Allah'ın izniyle yeni Türkiye 2200 yıllık devlet geleneğimizin,1400 yıllık medeniyetimizin, coğrafyamızdaki 100 yıllık varlığımızın, 93 yıllık Cumhuriyetimizin şahikası olacaktır diye sözlerine devam eden Sayın Erdoğan;Rabbim yar ve yardımcımız olsun,bu duygularla bir kez daha Milli Tarım Projesinin hayırlı olmasını diliyorum.Nasırlı elleri ve alın terleriyle üretimin,gayretin helal kazancın sembolü olan çiftçilerimizi bir kez daha muhabbetle ve hürmetle selamlıyorum,diyerek bahçede kendisini bekleyen coşkulu çiftçilerimizle görüşmek için konuşmasını tamamladı.

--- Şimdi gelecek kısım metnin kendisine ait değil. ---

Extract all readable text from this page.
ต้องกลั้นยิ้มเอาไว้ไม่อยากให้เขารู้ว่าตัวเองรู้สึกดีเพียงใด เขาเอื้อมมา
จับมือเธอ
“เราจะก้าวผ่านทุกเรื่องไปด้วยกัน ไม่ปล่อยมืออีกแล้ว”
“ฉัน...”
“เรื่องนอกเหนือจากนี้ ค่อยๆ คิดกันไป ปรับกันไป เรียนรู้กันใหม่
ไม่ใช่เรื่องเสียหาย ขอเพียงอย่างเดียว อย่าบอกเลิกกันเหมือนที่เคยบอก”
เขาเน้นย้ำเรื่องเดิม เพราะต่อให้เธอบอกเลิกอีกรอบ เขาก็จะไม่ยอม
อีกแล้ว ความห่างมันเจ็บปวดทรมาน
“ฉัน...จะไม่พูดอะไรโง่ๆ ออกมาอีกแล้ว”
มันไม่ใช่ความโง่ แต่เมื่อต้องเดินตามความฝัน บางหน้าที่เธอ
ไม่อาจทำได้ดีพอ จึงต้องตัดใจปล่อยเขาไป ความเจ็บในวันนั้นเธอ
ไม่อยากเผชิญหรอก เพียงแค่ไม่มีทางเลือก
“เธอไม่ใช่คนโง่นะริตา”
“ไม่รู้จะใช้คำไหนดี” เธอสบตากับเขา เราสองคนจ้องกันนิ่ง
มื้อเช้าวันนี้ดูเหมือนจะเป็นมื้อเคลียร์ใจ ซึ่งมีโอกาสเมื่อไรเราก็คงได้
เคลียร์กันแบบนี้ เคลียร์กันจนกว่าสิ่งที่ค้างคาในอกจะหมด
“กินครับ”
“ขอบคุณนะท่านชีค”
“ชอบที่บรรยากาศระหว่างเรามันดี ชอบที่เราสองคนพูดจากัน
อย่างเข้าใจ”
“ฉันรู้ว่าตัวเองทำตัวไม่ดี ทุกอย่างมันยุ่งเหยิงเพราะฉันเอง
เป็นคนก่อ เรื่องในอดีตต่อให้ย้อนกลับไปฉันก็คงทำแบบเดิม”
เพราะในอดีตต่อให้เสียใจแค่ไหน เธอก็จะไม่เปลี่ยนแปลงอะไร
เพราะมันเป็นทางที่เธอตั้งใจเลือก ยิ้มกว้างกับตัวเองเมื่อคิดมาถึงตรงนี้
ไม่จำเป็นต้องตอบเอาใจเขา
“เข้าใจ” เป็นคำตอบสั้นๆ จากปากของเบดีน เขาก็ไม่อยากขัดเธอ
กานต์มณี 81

Cumhurbaşkanı Saygıdeğer çiftçi kardeşlerim,Ülkemin dört bir yanından gelen şuanda aramızda bulunan kardeşlerim, hepiniz ,Malatya,Şanlıurfa,Çankırı,Rize,Trabzon,Eskişehir tüm Türkiye'den hoşgeldiniz, diyerek konuşmalarına başladı.Kardeşlerim öncelikle bu Mili Tarım politikamızı görüştüğümüz böyle anlamlı bir günde Gıda, tarım ve hayvancılık bakanlığı bu organizasyonunda milletin evinde,Cumhurbaşkanlığı külliyesinde,bizleri yalnız bırakmadınız diyerek, külliye yerleşim planı hakkında bilgilendirdi.Toprak bizim vazgeçilmezimiz ve bu toprakla beraber,topraktan geldik toprağa döneceğiz, diyerek çiftçilerimize veda konuşması ile programı sonlandırdı.
Bakan'ın konuşması;
Çiftçilere "Gece demeden gündüz demeden sizlerle beraber Türk tarımının yücelmesi için ,hayvancılığımızın gelişmesi için inşallah daha çok yapacaklarımız var.İnşallah İllerde,İlçelerde,köylerde,tarlalarda hep beraber olacağız diyerek, Çiftçinin her zaman yanında olacağını belirtti.